Говоря это, Микаел повел своих гостей к отдельному столу, накрытому для них под развесистым грушевым деревом. Им прислуживал старик садовник. Во время обеда шел разговор на злобу дня: о смерти аги, о «золотом петухе», о мошеннических проделках Симона Егорыча и приказчиков Масисяна, ставших в последнее время притчей во языцех всего города.

— А вы знаете, Микаел, — сказал один из чиновников, — сегодня всех четверых арестовали.

Речь шла о Симоне Егорыче и трех приказчиках Масисяна.

— Слишком поздно, — холодно ответил Микаел, — как говорится, «музыка заиграла после свадьбы»: большую часть награбленных товаров они уже сплавили.

— Но их ждет Сибирь…

— А что толку, наследники Масисяна от этого не станут богаче.

— Неслыханный разбой, мне даже не верится.

— Удивительно другое, почему эти разбойники до сих пор разгуливали на свободе, — с возмущением сказал Микаел. — Обиднее всего, что они выкрали шкатулку, в которой хранились векселя, и за ничтожное вознаграждение вернули их должникам, не говоря уже о том, что они состряпали фальшивые векселя на имя покойного и снабдили этими векселями всяких мошенников. Это прямое уголовное преступление, и если его расследовать как полагается, то раскроется еще многое другое, и будут разоблачены люди, которые находятся сейчас вне подозрений.

— Куда же эти негодяи девали такую уйму денег?

— Разве вы не знаете поговорку: «Вор вора кроет». Эти деньги попали в руки таких же воров, которые покрывают их… За счет несчастной семьи Масисяна поживились всякие проходимцы.

— Значит, эта семья совсем разорена?

— Пока не могу сказать ничего определенного, — ответил Микаел.

После обеда чиновники выразили желание выкупаться в реке, протекавшей возле сада. Микаелу пришлось пойти вместе с ними, хотя у него не было желания купаться.

Покончив с обедом, женщины пошли погулять по саду.

Проводив гостей, Микаел разлегся на берегу в тени орехового дерева и задумчиво следил, как волны с шумом разбивались о скалы и, кружа, пенясь, бежали дальше.

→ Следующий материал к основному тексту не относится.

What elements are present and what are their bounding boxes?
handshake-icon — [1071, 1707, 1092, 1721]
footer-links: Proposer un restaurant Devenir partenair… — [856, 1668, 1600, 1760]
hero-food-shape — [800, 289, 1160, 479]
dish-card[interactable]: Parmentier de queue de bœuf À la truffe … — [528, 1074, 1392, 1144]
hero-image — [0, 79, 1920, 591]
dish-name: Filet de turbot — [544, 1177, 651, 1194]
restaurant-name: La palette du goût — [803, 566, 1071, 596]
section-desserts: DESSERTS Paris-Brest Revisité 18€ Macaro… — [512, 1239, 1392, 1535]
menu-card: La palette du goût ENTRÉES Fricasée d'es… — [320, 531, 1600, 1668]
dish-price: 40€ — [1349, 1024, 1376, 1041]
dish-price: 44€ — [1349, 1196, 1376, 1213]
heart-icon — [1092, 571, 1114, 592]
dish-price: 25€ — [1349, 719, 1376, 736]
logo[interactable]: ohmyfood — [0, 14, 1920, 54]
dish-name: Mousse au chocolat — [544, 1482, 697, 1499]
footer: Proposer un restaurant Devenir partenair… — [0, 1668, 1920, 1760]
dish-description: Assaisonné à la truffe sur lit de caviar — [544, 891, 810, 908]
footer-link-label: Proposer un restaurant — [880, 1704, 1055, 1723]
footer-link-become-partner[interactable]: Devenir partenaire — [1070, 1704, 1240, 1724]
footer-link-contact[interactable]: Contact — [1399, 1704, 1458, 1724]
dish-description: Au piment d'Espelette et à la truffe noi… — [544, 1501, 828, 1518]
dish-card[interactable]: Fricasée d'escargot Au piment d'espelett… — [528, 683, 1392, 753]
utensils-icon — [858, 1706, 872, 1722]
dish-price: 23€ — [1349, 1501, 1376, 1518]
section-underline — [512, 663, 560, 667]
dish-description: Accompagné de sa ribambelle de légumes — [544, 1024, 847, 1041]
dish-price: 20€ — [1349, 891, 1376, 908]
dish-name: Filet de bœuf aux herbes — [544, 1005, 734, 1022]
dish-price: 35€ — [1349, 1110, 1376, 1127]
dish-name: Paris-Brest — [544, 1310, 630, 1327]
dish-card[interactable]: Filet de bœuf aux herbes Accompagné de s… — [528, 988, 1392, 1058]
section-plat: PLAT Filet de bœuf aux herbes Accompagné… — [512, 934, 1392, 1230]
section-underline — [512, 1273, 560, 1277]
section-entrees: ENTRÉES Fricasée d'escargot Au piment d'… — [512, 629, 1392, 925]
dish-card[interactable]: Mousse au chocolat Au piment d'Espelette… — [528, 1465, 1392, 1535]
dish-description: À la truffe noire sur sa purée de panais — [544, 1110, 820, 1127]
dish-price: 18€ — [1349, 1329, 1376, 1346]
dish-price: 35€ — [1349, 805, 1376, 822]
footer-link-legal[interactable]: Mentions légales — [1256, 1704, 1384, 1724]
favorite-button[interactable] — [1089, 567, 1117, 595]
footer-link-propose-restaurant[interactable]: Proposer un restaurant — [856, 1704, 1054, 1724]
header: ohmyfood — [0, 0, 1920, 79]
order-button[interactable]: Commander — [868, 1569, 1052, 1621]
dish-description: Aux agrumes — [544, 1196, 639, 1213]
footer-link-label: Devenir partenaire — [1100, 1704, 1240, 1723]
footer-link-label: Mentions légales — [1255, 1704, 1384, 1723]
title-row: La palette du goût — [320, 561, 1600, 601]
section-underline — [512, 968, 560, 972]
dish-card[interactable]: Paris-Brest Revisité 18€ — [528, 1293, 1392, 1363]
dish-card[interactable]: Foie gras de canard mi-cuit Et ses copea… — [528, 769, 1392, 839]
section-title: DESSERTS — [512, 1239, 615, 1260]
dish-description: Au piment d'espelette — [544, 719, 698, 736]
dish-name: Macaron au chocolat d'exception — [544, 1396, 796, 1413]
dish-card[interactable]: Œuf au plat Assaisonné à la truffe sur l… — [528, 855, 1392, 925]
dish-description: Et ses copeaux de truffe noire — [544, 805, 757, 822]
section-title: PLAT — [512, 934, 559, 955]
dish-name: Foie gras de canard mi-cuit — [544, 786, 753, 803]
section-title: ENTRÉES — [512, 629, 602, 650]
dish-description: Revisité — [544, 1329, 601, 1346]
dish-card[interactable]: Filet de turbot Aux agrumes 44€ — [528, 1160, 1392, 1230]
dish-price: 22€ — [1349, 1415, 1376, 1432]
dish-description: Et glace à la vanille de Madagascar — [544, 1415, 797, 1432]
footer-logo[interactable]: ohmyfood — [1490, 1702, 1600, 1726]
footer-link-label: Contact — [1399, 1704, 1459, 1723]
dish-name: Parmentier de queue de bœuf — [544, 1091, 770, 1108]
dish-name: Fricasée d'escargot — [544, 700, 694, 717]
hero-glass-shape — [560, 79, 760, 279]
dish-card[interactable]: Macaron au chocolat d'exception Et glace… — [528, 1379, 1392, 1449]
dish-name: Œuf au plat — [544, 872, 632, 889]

Глядя на эту реку, Микаел вспомнил родной Аракс, на берегах которого прошли лучшие дни его детства, вспомнил веселых и добрых товарищей, с которыми провел столько счастливых часов, бабушку Шушан и доброго дядю Авета, которых давно уже не было в живых. Картины детства проходили в его памяти, возникая и исчезая, как волны этой реки, уносимые течением.

Эта часть сада примыкала к высокому берегу реки, и кое-где деревья росли над самым обрывом. Внезапно до его слуха донеслись испуганный женский крик и возгласы. Микаел вскочил на ноги и кинулся в ту сторону, откуда доносился шум, предвещавший какую-то беду. Взору его предстало ужасное зрелище: Рипсиме лежала, распростертая на земле, бешеная собака упиралась лапами ей в грудь. Подружки Рипсиме в страхе попрятались за кустами. В мгновение ока Микаел вытащил шест, подпиравший одну из виноградных лоз, и опустил его на голову бешеной собаки, которая после второго удара свалилась замертво.